内壁も外部と同様のグラナダ左官仕上げにしています。和風にも洋風にもしっくりくる材料なので気に入っています。
中央一番奥に見えるものは階段下を収納にしたもので小分けに分割されており、普段の小物入れに役立っています。

ダイニング吹抜です

ダイニング 吹き抜け

食堂部分の天井は吹き抜けています。向かって左側、緑色のガラスが見える箇所は階段室になっています。
右側は2階の廊下面になっていて、折れ戸で開放できるようになっています。

リビングです

リビング

本当は“食堂”“居間”“和室”と名前を付けて紹介したくない住まいです。
なぜなら、食堂で普段寛ぐことも出来ますし、和室で食事も出来ます。
その時の気分とシチュエーションによって変化のある“住まい方”が出来るようになっています。
和室は“和風な居間”ということでしょうか…。

和室です

和室 堀こたつ

居間と和室の間にはあえて段差を設けてあります。
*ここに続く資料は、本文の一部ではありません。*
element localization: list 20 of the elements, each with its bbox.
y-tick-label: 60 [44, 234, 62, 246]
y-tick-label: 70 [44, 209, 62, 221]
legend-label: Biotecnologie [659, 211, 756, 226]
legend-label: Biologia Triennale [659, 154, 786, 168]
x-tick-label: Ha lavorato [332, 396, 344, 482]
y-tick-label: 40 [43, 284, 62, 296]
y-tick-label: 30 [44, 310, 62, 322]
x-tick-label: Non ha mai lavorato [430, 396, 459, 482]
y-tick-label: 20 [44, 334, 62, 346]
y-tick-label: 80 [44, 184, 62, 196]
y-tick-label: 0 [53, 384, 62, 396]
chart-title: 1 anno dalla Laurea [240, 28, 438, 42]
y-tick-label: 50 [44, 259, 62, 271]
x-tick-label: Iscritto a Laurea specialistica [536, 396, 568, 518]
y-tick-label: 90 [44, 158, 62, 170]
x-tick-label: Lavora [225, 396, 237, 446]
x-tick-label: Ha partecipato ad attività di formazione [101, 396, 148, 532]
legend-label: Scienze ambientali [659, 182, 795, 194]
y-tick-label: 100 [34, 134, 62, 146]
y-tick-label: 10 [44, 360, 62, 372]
空間的な感覚、視点、動作等を考えてのことです。
ここでは説明が出来ませんが、一概に「バリアフリー」にしてしまうことが良いとは限らないことを付け加えておきます。

和室です

和室 デザイン障子

玄関のところでも紹介しましたが、この障子も所長が「林」をイメージしてデザインしています。
この住まいのモジュール(柱芯間の距離)は980mmになっていますので、一般的な910mmと違い、同じ2間分の幅と言ってもかなり大きさを感じます。
庭の光を通して、なにか木立の中にいるような感じになります。

1階レストルームです

レストルーム

バリアフリーの希望と計画ですのでゆったりめのレストルームにしています。
普段過ごされる居間や主寝室からの動線も考えて計画しています。